Calling in wild game is an art, but few things are more rewarding than working your call and having a wild turkey respond. Turkey calls come in lots of shapes and sizes, with even more varieties when it comes to the sounds that they produce and the types of turkeys they are meant to attract. Regardless of the call you choose, be sure to do your research and watch videos on how to properly use your new tool, as well as practice at home before the day of the hunt. If you don't put in the work ahead of time, you run the risk of sounding like an injured duck playing the kazoo in the middle of the woods, which will amuse the turkeys as much as your fellow hunters.
If you find yourself posted up against a tree, a simple pad of some sort will work great to provide a bit of comfort while the hours roll on. If you are using a ground blind, a stool or chair of any sort is essential. Key things to look for when purchasing a hunting stool are comfort and maneuverability. Ground blinds typically have several ports to peer through and take a shot around its perimeter, so be sure that you choose an option that allows you to rotate both easily and quietly. If you can set your blind up ahead of the hunt, the weight of the chair may be less of a concern, but if you are going for lightweight and small, there are simple tripod-style stools that can easily be strapped to your pack.
Nothing is worse than a swarm of mosquitoes or gnats using you as their morning snack while you try to remain still and not disrupt your hunt. Time spent swatting away these pesky creatures can easily cause one to miss out on a nice turkey dinner, so be sure you take steps to prevent this from happening the moment you enter the woods.

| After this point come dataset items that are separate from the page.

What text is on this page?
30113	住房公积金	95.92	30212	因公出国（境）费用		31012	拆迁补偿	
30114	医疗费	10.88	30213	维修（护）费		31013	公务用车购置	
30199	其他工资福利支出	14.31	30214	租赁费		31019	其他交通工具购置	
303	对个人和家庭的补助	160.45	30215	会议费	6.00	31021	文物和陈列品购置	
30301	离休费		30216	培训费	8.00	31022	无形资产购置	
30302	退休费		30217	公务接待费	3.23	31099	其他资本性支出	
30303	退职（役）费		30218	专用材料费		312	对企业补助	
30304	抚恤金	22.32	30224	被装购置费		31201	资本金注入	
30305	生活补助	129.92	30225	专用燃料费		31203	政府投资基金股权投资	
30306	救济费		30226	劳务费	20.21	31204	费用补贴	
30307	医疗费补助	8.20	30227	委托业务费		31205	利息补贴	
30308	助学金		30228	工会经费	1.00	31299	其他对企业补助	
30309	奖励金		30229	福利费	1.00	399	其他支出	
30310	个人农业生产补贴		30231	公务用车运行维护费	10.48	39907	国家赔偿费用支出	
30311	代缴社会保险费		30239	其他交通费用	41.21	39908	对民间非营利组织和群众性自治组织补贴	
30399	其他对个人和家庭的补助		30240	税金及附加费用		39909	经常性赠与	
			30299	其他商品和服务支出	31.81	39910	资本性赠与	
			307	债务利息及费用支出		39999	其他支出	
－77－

There are many sprays, creams, and wipes available, as well as portable options that create a bug-free zone around you so you can keep your focus on answering a turkey call or glassing the woods for signs of life.
When it is all said and done, you don't need the fanciest and most expensive gear. The key is to find something that fits within your budget and educate yourself on how to properly use it to the best of your ability. Get back to nature and away from the hustle and bustle of daily living. Take time to breathe, enjoy the fresh air and go into it accepting the fact that even though you may not walk out with your prized turkey, a hunt that leaves you empty-handed is better than a hard day at work. Happy hunting!